Сквозь эти имена проступил Павел Петрович, будто ливень кончился или растворил в себе стекло. Я вдруг увидел, где мы. Тусклый свет, осклизлые, серые стены, помойный цементный пол; в бочке плавал последний огромный огурец, не помещавшийся в чане, высовывающийся любопытствующим тупым концом наподобие крокодильчика. Одно мне стало окончательно ясно: что там мы и находились, где стояли, и речь его не представлялась мне больше никаким преувеличением. С той стороны слоя мы и были, о которой он говорил. С сомнением, что это было когда-то, мог я припомнить пейзаж нашего знакомства. Правда была здесь, а не там; правда, то есть реальность, был вот этот огурец. Безумие - это не то, что мы можем себе вообразить и испугаться, безумие - это когда уже там, а не здесь. Мы были по ту сторону, и нам улыбался Семион, потому что то, что исказило его лицо, было улыбкой. Он протягивал мне кованый ключ от храма.

- Опять забудете, - говорил он ласково. Потому что мы, оказывается, собирались.

- Ну ты нашабился! - восхищенно сказал Павел Петрович трезвейшему, на мой взгляд, Семиону. - Дал бы дернуть…

С той же устрашающей и подкупающей маской любезности Семион вынул из-за уха непомерно длинную папиросу и протянул Павлу Петровичу.

Я направился к двери, в которую мы вошли, представляя себе то же карабкание в стене и там долгожданный глоток воздуха и неба… оказалось, не туда я пошел. Мы вышли совсем через другую дверь, и никуда не надо было карабкаться - очутились прямо на улице по ту сторону кремля.

- Мы сейчас пойдем в одно место, - сказал Павел Петрович.

- Куда уж… ведь ночь… - Это не я - моя плоть боялась: я весь состоял из водки, она прозрачно дрожала во мне.

- Там нас очень ждут. - Павел Петрович был безапелляционен, однако находился как бы в некотором раздумье, куда идти, направо или налево, и что-то про себя взвешивал и решал.
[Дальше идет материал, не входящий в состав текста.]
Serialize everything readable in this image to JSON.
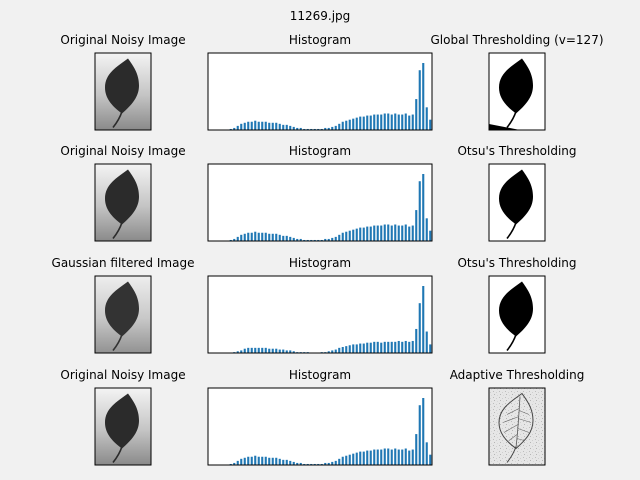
{
  "window": {
    "title": "11269.jpg"
  },
  "panels": [
    {
      "row": 0,
      "left_title": "Original Noisy Image",
      "middle_title": "Histogram",
      "right_title": "Global Thresholding (v=127)",
      "right_kind": "global"
    },
    {
      "row": 1,
      "left_title": "Original Noisy Image",
      "middle_title": "Histogram",
      "right_title": "Otsu's Thresholding",
      "right_kind": "otsu"
    },
    {
      "row": 2,
      "left_title": "Gaussian filtered Image",
      "middle_title": "Histogram",
      "right_title": "Otsu's Thresholding",
      "right_kind": "otsu"
    },
    {
      "row": 3,
      "left_title": "Original Noisy Image",
      "middle_title": "Histogram",
      "right_title": "Adaptive Thresholding",
      "right_kind": "adaptive"
    }
  ],
  "colors": {
    "figure_bg": "#f1f1f1",
    "axes_bg": "#ffffff",
    "bar": "#1f77b4",
    "leaf": "#2b2b2b",
    "binary_fg": "#000000"
  },
  "chart_data": [
    {
      "type": "bar",
      "title": "Histogram",
      "x": [
        26,
        30,
        34,
        38,
        42,
        46,
        50,
        54,
        58,
        62,
        66,
        70,
        74,
        78,
        82,
        86,
        90,
        94,
        98,
        102,
        106,
        110,
        114,
        118,
        122,
        126,
        130,
        134,
        138,
        142,
        146,
        150,
        154,
        158,
        162,
        166,
        170,
        174,
        178,
        182,
        186,
        190,
        194,
        198,
        202,
        206,
        210,
        214,
        218,
        222,
        226,
        230,
        234,
        238,
        242,
        246,
        250,
        254
      ],
      "values": [
        1,
        2,
        4,
        6,
        7,
        8,
        8,
        9,
        8,
        8,
        8,
        7,
        7,
        7,
        6,
        5,
        5,
        4,
        3,
        2,
        2,
        1,
        1,
        1,
        1,
        1,
        1,
        2,
        2,
        3,
        4,
        6,
        8,
        9,
        10,
        11,
        12,
        13,
        13,
        14,
        14,
        15,
        15,
        15,
        16,
        16,
        15,
        16,
        15,
        15,
        16,
        14,
        15,
        30,
        58,
        65,
        22,
        10
      ],
      "xlim": [
        0,
        256
      ]
    },
    {
      "type": "bar",
      "title": "Histogram",
      "x": [
        26,
        30,
        34,
        38,
        42,
        46,
        50,
        54,
        58,
        62,
        66,
        70,
        74,
        78,
        82,
        86,
        90,
        94,
        98,
        102,
        106,
        110,
        114,
        118,
        122,
        126,
        130,
        134,
        138,
        142,
        146,
        150,
        154,
        158,
        162,
        166,
        170,
        174,
        178,
        182,
        186,
        190,
        194,
        198,
        202,
        206,
        210,
        214,
        218,
        222,
        226,
        230,
        234,
        238,
        242,
        246,
        250,
        254
      ],
      "values": [
        1,
        2,
        4,
        6,
        7,
        8,
        8,
        9,
        8,
        8,
        8,
        7,
        7,
        7,
        6,
        5,
        5,
        4,
        3,
        2,
        2,
        1,
        1,
        1,
        1,
        1,
        1,
        2,
        2,
        3,
        4,
        6,
        8,
        9,
        10,
        11,
        12,
        13,
        13,
        14,
        14,
        15,
        15,
        15,
        16,
        16,
        15,
        16,
        15,
        15,
        16,
        14,
        15,
        30,
        58,
        65,
        22,
        10
      ],
      "xlim": [
        0,
        256
      ]
    },
    {
      "type": "bar",
      "title": "Histogram",
      "x": [
        26,
        30,
        34,
        38,
        42,
        46,
        50,
        54,
        58,
        62,
        66,
        70,
        74,
        78,
        82,
        86,
        90,
        94,
        98,
        102,
        106,
        110,
        114,
        118,
        122,
        126,
        130,
        134,
        138,
        142,
        146,
        150,
        154,
        158,
        162,
        166,
        170,
        174,
        178,
        182,
        186,
        190,
        194,
        198,
        202,
        206,
        210,
        214,
        218,
        222,
        226,
        230,
        234,
        238,
        242,
        246,
        250,
        254
      ],
      "values": [
        0,
        1,
        2,
        3,
        5,
        6,
        6,
        6,
        6,
        6,
        6,
        5,
        5,
        5,
        4,
        4,
        3,
        3,
        2,
        1,
        1,
        1,
        1,
        0,
        0,
        0,
        1,
        1,
        2,
        3,
        4,
        6,
        7,
        8,
        9,
        10,
        10,
        11,
        11,
        12,
        12,
        13,
        13,
        12,
        13,
        13,
        13,
        13,
        14,
        13,
        14,
        13,
        14,
        28,
        58,
        78,
        25,
        10
      ],
      "xlim": [
        0,
        256
      ]
    },
    {
      "type": "bar",
      "title": "Histogram",
      "x": [
        26,
        30,
        34,
        38,
        42,
        46,
        50,
        54,
        58,
        62,
        66,
        70,
        74,
        78,
        82,
        86,
        90,
        94,
        98,
        102,
        106,
        110,
        114,
        118,
        122,
        126,
        130,
        134,
        138,
        142,
        146,
        150,
        154,
        158,
        162,
        166,
        170,
        174,
        178,
        182,
        186,
        190,
        194,
        198,
        202,
        206,
        210,
        214,
        218,
        222,
        226,
        230,
        234,
        238,
        242,
        246,
        250,
        254
      ],
      "values": [
        1,
        2,
        4,
        6,
        7,
        8,
        8,
        9,
        8,
        8,
        8,
        7,
        7,
        7,
        6,
        5,
        5,
        4,
        3,
        2,
        2,
        1,
        1,
        1,
        1,
        1,
        1,
        2,
        2,
        3,
        4,
        6,
        8,
        9,
        10,
        11,
        12,
        13,
        13,
        14,
        14,
        15,
        15,
        15,
        16,
        16,
        15,
        16,
        15,
        15,
        16,
        14,
        15,
        30,
        58,
        65,
        22,
        10
      ],
      "xlim": [
        0,
        256
      ]
    }
  ]
}
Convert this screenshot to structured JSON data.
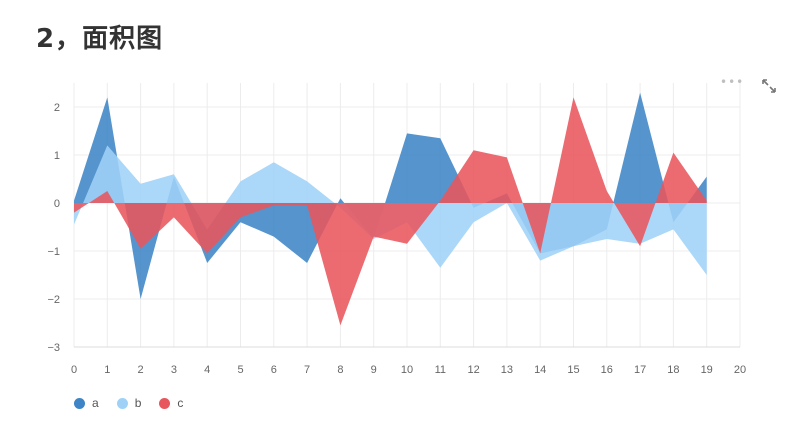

Мы стояли под единственным фонарем, дорога, изогнувшись вокруг фонаря, уходила вниз, зарываясь в сомкнутые деревья. В раздумье же Павел Петрович достал, теперь из-за своего уха, Семионову папиросу, покрутил и понюхал. Он понюхал - я ощутил, до чего же сладко здесь настоялась ночь: общий запах асфальта, листвы, и травы и тумана, остывая., излучал тепло. Воровато курнув себе в рукав, Павел Петрович передал папиросу мне. Я затянулся, и мы пошли.

То есть это мне так показалось, что мы пошли. Потому что и фонарь почему-то пошел с нами, и дорога повлеклась, как эскалатор… Павел Петрович, конечно, говорил, но я уже не улавливал, то и дело выпадая из его речи в соседнюю темноту улицы, он меня бережно поддерживал под локоток, снова вводя в русло, освещенное все тем же фонарем…

Речь его струилась по этому руслу, как поток, как стихи… Но это и были стихи!